The Taiwan dataset further corroborated these findings, with the Stacked model yielding an accuracy of 86.23%, closely following the RF model at 87%. Notably, the Stacked model consistently outperformed various methodologies referenced in prior research, including ANN, NB, and KNN, by margins of 5.35%, 5.6%, and 10.6% respectively on the German dataset. Overall, the results indicate that the Stacked approach provides superior performance in terms of accuracy and AUC across all datasets tested, reinforcing its potential as a robust predictive modeling technique.

Discussion

In the discussion section, the authors review various studies on credit risk assessment using machine learning (ML) techniques, highlighting the methodologies and performance metrics employed. Pande et al. utilized classifiers such as Artificial Neural Networks (ANN), k-Nearest Neighbors (KNN), and Naive Bayes (NB) on the German credit risk dataset, achieving accuracies of 77.45%, 77.20%, and 72.20%, respectively, but did not assess additional metrics like F1-Score or Area Under the Curve (AUC). Similarly, Zhang et al. reported an accuracy of 80% for their adaptive support vector machine (AdaSVM) on the Australian dataset without further evaluation metrics. Other studies, including those by Nasser and Maryam, Hsu et al., and Ha et al., also focused primarily on accuracy, often neglecting comprehensive performance assessments, which limits the robustness of their findings.
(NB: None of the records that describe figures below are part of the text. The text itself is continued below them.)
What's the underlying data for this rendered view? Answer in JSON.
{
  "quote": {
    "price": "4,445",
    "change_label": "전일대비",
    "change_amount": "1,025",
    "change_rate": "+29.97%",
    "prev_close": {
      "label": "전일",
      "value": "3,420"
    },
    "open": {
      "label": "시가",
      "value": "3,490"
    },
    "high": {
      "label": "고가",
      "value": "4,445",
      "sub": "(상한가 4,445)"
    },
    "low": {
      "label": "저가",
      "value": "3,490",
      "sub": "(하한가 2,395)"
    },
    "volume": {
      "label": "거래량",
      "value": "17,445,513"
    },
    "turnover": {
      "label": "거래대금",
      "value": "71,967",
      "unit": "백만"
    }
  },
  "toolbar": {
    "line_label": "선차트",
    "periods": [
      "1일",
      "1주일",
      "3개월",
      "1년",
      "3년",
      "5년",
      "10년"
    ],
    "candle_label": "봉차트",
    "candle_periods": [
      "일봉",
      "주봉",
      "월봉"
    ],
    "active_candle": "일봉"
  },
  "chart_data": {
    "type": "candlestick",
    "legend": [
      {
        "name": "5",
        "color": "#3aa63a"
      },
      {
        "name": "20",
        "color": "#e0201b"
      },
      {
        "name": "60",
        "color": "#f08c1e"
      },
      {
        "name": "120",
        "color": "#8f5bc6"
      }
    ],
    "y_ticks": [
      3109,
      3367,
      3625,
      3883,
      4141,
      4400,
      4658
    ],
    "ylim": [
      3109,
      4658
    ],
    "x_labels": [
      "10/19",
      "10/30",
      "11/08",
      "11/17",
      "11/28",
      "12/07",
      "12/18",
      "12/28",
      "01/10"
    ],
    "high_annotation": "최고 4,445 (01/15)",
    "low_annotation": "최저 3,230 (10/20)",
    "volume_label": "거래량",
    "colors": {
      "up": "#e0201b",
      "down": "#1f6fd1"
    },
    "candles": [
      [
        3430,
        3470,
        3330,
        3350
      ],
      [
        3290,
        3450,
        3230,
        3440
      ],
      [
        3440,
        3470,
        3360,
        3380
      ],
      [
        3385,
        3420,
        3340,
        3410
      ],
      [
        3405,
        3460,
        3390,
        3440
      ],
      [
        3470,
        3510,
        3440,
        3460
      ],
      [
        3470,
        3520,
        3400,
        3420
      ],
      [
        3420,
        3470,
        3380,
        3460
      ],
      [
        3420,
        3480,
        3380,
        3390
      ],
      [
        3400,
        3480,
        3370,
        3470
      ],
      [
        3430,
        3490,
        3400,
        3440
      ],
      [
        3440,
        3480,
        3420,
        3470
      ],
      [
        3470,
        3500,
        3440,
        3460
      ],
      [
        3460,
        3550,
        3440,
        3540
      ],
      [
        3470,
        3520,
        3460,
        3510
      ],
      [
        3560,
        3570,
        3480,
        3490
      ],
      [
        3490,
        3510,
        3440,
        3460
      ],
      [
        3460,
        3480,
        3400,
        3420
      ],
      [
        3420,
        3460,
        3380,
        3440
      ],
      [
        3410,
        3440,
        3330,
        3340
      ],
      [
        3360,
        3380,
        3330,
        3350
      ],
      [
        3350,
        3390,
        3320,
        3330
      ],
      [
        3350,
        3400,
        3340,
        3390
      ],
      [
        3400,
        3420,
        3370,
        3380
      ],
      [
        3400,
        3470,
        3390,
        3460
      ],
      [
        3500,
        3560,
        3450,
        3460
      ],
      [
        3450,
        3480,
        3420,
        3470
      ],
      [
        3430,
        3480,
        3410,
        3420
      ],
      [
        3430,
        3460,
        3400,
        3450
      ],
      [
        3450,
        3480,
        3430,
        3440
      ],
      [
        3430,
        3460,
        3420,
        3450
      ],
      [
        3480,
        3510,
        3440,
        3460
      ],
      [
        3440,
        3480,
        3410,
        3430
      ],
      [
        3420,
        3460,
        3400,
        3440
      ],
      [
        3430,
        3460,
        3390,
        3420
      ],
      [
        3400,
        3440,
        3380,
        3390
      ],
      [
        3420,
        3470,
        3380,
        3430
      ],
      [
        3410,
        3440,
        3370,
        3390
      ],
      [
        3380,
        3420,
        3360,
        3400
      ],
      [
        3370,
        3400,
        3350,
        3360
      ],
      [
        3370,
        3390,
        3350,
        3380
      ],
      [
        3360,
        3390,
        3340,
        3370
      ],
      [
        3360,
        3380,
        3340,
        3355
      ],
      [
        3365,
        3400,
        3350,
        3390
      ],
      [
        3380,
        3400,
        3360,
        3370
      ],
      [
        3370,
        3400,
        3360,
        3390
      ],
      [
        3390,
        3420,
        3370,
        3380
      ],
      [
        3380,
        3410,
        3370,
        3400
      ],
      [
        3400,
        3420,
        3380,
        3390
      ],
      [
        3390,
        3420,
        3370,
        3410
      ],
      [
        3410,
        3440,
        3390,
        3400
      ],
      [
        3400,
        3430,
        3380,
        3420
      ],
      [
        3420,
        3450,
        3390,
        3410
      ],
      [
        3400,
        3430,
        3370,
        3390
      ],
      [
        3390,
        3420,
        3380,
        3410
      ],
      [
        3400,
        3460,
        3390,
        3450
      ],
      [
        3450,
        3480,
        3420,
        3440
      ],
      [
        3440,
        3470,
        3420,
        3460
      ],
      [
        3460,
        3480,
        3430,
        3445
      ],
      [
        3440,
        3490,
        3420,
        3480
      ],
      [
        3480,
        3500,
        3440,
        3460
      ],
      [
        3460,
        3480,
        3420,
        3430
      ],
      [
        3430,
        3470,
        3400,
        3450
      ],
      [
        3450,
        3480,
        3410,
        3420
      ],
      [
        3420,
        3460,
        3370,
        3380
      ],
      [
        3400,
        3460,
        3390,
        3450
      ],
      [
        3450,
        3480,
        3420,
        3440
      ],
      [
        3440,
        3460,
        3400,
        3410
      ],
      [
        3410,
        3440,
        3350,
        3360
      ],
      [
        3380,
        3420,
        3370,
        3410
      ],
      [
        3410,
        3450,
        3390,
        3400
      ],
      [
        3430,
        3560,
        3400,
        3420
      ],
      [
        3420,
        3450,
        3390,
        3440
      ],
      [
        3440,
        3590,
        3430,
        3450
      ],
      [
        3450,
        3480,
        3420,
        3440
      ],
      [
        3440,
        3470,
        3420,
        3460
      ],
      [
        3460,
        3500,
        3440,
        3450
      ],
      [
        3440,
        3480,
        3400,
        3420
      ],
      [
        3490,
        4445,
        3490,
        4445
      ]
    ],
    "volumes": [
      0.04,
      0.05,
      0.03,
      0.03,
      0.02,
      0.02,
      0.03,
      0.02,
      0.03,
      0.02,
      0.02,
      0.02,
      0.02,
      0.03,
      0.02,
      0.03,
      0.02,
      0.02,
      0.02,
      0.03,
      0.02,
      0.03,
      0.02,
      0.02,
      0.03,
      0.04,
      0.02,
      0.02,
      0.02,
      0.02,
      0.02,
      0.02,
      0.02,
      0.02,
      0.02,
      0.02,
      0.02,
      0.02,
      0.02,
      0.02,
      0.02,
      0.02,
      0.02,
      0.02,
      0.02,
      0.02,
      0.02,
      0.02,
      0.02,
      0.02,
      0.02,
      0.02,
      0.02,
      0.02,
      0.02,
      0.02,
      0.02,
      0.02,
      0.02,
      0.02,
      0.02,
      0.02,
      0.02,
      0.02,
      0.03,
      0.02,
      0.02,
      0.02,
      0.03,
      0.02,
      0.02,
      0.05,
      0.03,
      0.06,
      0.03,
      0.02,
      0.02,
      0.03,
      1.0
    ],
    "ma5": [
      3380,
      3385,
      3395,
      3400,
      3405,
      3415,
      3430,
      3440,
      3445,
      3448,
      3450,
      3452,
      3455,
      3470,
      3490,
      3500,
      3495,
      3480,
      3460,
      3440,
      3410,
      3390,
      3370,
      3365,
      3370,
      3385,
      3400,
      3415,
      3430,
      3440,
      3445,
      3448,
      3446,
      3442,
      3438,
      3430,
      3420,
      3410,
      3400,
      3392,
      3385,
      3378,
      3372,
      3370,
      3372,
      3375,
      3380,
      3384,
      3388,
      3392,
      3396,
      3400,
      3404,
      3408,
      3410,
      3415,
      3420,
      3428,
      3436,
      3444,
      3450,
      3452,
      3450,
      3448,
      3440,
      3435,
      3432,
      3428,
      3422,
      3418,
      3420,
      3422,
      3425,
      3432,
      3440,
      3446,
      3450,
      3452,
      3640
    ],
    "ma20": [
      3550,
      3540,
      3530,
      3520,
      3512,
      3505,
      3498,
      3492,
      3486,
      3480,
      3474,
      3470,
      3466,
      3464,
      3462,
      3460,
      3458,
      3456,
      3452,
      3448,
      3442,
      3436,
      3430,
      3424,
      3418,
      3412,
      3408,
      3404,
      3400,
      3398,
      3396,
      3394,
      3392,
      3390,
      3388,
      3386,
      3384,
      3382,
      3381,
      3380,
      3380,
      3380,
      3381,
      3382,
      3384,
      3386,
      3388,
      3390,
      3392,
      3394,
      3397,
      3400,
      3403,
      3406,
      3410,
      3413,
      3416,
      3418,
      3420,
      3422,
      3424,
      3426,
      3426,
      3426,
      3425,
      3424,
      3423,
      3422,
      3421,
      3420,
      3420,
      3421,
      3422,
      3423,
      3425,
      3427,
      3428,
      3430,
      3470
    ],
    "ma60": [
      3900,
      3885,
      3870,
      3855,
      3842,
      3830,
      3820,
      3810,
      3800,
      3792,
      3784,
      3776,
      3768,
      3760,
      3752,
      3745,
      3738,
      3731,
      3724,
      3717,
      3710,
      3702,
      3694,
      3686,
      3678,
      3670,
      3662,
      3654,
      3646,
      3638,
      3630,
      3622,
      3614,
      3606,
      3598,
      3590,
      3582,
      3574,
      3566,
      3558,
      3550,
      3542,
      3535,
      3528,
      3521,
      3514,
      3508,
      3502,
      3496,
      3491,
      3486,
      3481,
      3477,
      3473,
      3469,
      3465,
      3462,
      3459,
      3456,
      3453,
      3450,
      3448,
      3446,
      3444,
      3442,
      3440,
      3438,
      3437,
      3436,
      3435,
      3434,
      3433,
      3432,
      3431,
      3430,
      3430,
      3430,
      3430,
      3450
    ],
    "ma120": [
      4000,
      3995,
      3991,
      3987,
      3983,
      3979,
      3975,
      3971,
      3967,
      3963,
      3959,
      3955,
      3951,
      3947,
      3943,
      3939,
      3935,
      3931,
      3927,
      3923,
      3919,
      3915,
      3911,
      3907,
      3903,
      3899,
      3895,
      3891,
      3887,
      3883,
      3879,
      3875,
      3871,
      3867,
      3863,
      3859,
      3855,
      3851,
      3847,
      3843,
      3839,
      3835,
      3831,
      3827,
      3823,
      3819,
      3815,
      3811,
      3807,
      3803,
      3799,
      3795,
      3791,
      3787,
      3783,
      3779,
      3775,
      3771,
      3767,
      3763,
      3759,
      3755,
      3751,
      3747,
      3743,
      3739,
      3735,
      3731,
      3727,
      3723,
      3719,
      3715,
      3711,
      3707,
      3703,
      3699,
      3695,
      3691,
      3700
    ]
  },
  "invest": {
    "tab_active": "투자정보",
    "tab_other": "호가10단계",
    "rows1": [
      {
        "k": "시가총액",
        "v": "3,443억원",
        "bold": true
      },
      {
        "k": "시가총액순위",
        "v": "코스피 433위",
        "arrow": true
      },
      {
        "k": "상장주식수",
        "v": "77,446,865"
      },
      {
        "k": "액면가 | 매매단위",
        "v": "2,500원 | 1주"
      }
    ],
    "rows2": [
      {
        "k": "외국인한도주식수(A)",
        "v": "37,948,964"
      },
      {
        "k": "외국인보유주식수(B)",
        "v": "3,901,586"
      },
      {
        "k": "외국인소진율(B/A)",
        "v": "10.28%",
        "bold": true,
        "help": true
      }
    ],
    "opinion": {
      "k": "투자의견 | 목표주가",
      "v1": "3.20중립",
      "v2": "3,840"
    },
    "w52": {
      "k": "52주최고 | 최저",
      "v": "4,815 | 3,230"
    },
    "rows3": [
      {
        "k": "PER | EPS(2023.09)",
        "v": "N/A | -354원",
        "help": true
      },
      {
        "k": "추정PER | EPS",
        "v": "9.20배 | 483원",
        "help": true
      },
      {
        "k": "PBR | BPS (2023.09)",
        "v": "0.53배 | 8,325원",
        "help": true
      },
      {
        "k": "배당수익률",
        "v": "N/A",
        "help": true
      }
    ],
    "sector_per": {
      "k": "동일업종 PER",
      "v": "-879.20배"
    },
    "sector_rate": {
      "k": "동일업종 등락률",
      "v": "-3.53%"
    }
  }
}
The authors emphasize the importance of using a diverse set of performance metrics, including F1-Score and AUC, to provide a more nuanced evaluation of model effectiveness. They propose a novel credit risk prediction framework that incorporates a feature selection method based on Information Gain (IG) and a stacking algorithm involving multiple classifiers. The proposed model demonstrated superior performance across three datasets, achieving an accuracy of 86.23%, F1-Score of 84.58%, and AUC of 0.934 on the Australian dataset, outperforming individual classifiers and existing algorithms. The authors suggest future research directions focused on enhancing feature selection and exploring transformer-based architectures to further improve credit risk prediction capabilities.